Страница 160 из 183
Жизни нашей части незачем даже стучаться к нам в двери, потому что никаких дверей у нашего деревянного сруба нет. Мы живем обнаженной жизнью, как клерки американской фирмы, которых от улицы отделяет только большое зеркальное стекло. Еще это похоже на жизнь в казарме или на жизнь большой семьи в одной комнате. От зари и до сумерек мы на глазах у солдатской массы, на глазах друг у друга. В нашем блиндаже, или срубе, пять коек. Пять лиц всегда обращены к стенам, как будто посередине курится дымный, колющий глаз костер.
Третьего дня мне приснился сон. Я никогда не вижу снов. Я сплю крепко, одним массивным куском. Но если таковы кошмары, о которых рассказывают нервные люди, — то это страшно. Пожалуй, страшнее, чем в жизни. Мне снилось, что я стою на самой вершине Исаакия, на золоченом блестящем шаре, на месте креста.
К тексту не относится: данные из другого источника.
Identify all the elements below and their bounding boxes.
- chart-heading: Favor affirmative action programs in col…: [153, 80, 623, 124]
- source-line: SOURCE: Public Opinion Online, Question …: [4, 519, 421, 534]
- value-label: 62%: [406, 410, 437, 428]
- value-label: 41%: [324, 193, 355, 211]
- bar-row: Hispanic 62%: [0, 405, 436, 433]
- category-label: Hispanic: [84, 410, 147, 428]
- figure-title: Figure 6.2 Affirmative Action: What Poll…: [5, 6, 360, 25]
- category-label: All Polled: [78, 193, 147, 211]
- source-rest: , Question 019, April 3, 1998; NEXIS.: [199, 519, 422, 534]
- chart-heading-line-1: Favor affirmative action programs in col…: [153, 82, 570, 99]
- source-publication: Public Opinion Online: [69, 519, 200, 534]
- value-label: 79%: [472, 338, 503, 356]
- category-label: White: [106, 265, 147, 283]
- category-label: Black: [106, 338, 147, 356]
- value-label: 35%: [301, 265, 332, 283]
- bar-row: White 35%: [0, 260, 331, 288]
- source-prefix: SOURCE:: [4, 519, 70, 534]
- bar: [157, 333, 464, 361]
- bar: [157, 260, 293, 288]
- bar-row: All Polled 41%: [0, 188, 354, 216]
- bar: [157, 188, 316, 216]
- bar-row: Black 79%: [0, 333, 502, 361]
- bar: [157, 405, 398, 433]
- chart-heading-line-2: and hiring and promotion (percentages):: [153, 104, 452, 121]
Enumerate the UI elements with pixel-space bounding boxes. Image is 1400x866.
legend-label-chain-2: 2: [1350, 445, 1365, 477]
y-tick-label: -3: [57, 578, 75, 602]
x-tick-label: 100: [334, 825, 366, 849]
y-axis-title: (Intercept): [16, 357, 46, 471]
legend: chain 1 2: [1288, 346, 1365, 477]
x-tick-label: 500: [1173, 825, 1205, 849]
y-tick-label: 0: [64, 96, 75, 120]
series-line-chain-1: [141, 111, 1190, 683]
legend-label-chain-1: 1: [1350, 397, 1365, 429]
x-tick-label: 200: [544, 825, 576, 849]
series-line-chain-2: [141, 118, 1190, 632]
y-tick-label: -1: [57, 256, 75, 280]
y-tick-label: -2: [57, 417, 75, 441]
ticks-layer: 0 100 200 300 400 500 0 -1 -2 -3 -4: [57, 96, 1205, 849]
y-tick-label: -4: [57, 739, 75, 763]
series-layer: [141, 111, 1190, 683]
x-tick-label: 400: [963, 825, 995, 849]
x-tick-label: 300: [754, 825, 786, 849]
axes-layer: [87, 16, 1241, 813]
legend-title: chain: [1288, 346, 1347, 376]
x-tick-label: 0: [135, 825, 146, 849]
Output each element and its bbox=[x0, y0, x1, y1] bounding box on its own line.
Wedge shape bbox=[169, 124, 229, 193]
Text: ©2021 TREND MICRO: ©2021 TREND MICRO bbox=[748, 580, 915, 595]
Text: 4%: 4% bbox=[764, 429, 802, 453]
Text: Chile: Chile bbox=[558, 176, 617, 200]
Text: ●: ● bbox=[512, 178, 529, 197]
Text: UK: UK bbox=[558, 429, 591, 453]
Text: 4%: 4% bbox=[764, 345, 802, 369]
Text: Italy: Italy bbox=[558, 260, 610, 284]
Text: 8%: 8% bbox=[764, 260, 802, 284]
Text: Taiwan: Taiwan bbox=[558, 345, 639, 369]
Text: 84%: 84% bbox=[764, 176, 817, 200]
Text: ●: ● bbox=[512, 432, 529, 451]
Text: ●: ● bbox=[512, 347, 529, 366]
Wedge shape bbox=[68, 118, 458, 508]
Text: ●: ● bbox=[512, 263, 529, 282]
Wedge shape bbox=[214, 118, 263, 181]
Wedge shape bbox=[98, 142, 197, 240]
Только одна нога умещается на крохотной скользкой площадке, и ветер рвет волосы и одежду. У меня закрыты глаза, и все мои мускулы до плотно сжатых век исполнены одним желанием — во что бы то ни стало сохранить равновесие. Страшно открыть глаза. Кругом пустота. Внизу тупые, щербатые камни. О такие камни хорошо разбивать бутылки крепкого синего стекла… И никакой точки опоры. Кровь застывает в пальцах.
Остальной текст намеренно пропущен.